Asia Pacific Advances in Consumer Research Volume 4
, 2001
A FEMINININHA BEER-DRINKING: ANOMALY AUSTRALIAN ANOMALY
Simone Pettigrew
Edith Cowan University, Perth, Western Australia
ABSTRACT –
O consumo de cerveja na Austrália tem fortes ligações com as percepções de masculinidade. Este artigo explora o fenômeno crescente do consumo feminino de cerveja, colocando esta tendência no contexto de um ambiente cultural no qual as normas relativas ao consumo apropriado de bebidas de acordo com o gênero são amplamente difundidas. Os resultados de um estudo etnográfico sobre o consumo de álcool são discutidos em termos de sua contribuição para a compreensão da segregação de gênero no consumo de cerveja. Os impedimentos sociais enfrentados pelas mulheres que desejam consumir cerveja são discutidos, e as implicações potenciais da não-conformidade são delineadas.
INTRODUÇÃO
A cerveja é a forma mais popular de álcool na Austrália (Australian Bureau of Statistics 1995), e de acordo com a maioria dos bebedores de cerveja, álcool é cerveja (Mackay 1989). A barriga da cerveja é considerada por alguns como um símbolo de status (Wannan 1982), e de acordo com King (1978), a proeza de beber entre os homens australianos é de maior importância do que a competência sexual. O consumo de cerveja também constitui um ritual de passagem contínuo, pois os machos australianos são obrigados a demonstrar repetidamente a sua masculinidade através do consumo pesado de cerveja, a fim de se defenderem de acusações de ser um chato (Murray 1997), ou mesmo um “poofta sangrento” (King 1978, p. 175).
Embora não seja possível condensar uma cultura num único objecto (Rowse e Moran 1990), a literatura australiana sugere que a cerveja é o produto que goza da mais forte ligação com a cultura australiana.

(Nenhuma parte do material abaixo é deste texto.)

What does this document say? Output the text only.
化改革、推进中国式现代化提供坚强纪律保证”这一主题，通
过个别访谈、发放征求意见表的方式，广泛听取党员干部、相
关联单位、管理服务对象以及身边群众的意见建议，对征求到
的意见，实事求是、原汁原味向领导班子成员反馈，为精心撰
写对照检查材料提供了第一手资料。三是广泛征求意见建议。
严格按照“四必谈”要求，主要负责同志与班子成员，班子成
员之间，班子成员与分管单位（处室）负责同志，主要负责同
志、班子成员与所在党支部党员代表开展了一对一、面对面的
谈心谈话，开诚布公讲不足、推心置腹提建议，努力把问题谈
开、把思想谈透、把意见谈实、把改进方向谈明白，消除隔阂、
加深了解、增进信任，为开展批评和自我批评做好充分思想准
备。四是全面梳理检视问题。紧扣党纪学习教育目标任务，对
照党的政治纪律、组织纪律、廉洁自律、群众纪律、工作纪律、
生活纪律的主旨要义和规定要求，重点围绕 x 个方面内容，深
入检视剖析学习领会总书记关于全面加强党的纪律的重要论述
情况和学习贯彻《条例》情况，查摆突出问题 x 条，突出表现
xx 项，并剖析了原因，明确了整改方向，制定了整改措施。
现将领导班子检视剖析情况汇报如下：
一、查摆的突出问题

A cerveja é frequentemente utilizada no processo de auto-definição (Mackay 1989; Fiske, Hodge e Turner 1987), e como tal é muito importante para a psique australiana. A cerveja na Austrália é um bem de consumo que tem um papel vital na comunicação e reflexão das categorias sociais de gênero (Horne 1988; Conway 1985), idade (Fiske et al. 1987), e classe social (Horne 1988). A cerveja é assim um importante texto social, altamente simbólico da cultura australiana (Fiske et al. 1987).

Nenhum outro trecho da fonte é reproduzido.